Am Sonntag eröffnete der im Bischöflichen Ordinariat für Ökumene und Glaubensfragen zuständige Domkapitular in Giengen gemeinsam mit der Ulmer evangelischen Prälatin Gabriele Wulz diese Aktion für das Brenztal und die benachbarte Region auf der Schwäbischen Alb. Vor 20 Jahren ist diese Aktion der Glaubenserneuerung in Finnland entstanden.

Der dauernde Neuanfang, so Bour, sei eine „Grunderfahrung christlicher Existenz“. Es gehe darum, „religiös sprachfähig“ zu werden, um so auch mit anderen über den Glauben reden zu können und „Zeugnis abzulegen von dem, was uns Halt und Orientierung gibt im Leben“. Die Aktion „Neu anfangen“ wolle Menschen wieder in Berührung mit Gott bringen – „nicht aufdringlich und frömmelnd, sondern dezent und überzeugend“, sagte Bour.

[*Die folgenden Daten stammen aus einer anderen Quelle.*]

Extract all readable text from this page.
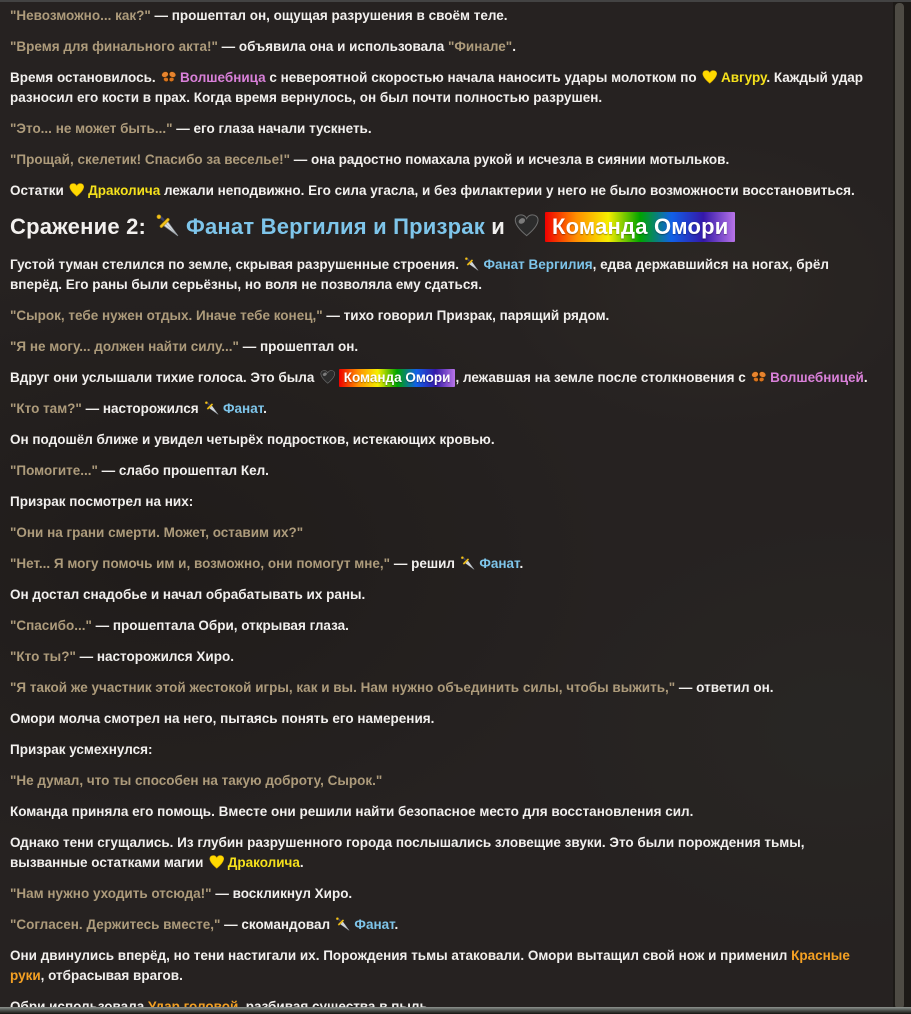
"Невозможно... как?" — прошептал он, ощущая разрушения в своём теле.

"Время для финального акта!" — объявила она и использовала "Финале".

Время остановилось.
Волшебница с невероятной скоростью начала наносить удары молотком по
Авгуру. Каждый удар разносил его кости в прах. Когда время вернулось, он был почти полностью разрушен.

"Это... не может быть..." — его глаза начали тускнеть.

"Прощай, скелетик! Спасибо за веселье!" — она радостно помахала рукой и исчезла в сиянии мотыльков.

Остатки
Драколича лежали неподвижно. Его сила угасла, и без филактерии у него не было возможности восстановиться.

Сражение 2:
Фанат Вергилия и Призрак и
Команда Омори

Густой туман стелился по земле, скрывая разрушенные строения.
Фанат Вергилия, едва державшийся на ногах, брёл вперёд. Его раны были серьёзны, но воля не позволяла ему сдаться.

"Сырок, тебе нужен отдых. Иначе тебе конец," — тихо говорил Призрак, парящий рядом.

"Я не могу... должен найти силу..." — прошептал он.

Вдруг они услышали тихие голоса. Это была
Команда Омори , лежавшая на земле после столкновения с
Волшебницей.

"Кто там?" — насторожился
Фанат.

Он подошёл ближе и увидел четырёх подростков, истекающих кровью.

"Помогите..." — слабо прошептал Кел.

Призрак посмотрел на них:

"Они на грани смерти. Может, оставим их?"

"Нет... Я могу помочь им и, возможно, они помогут мне," — решил
Фанат.

Он достал снадобье и начал обрабатывать их раны.

"Спасибо..." — прошептала Обри, открывая глаза.

"Кто ты?" — насторожился Хиро.

"Я такой же участник этой жестокой игры, как и вы. Нам нужно объединить силы, чтобы выжить," — ответил он.

Омори молча смотрел на него, пытаясь понять его намерения.

Призрак усмехнулся:

"Не думал, что ты способен на такую доброту, Сырок."

Команда приняла его помощь. Вместе они решили найти безопасное место для восстановления сил.

Однако тени сгущались. Из глубин разрушенного города послышались зловещие звуки. Это были порождения тьмы, вызванные остатками магии
Драколича.

"Нам нужно уходить отсюда!" — воскликнул Хиро.

"Согласен. Держитесь вместе," — скомандовал
Фанат.

Они двинулись вперёд, но тени настигали их. Порождения тьмы атаковали. Омори вытащил свой нож и применил Красные руки, отбрасывая врагов.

Der Rottenburger Theologe betonte, die Initiative zum Neuanfang gehe nicht vom Menschen aus, sondern Gott fange neu mit dem Menschen an. „Nicht wir befassen uns erneut mit ihm, sondern er wendet sich erneut uns zu.“ Das gelte auch in ausweglos erscheinenden Situationen, sagte Bour mit Blick auf die Geschichte des biblischen Volkes Israel. Gott gehe gerade „mit neuen Situationen kreativ um“, wo Menschenverstand am Ende sei und Menschen keinen Ausweg mehr sähen. Dies mache frei von Angst, Ausweglosigkeit und Resignation und gebe Kraft, Herausforderungen anzunehmen und Schwierigkeiten zu überwinden, betonte Bour. Allerdings gehe es auch darum, „das Wachstum des Neuen zu entdecken und andere dafür sensibel zu machen“.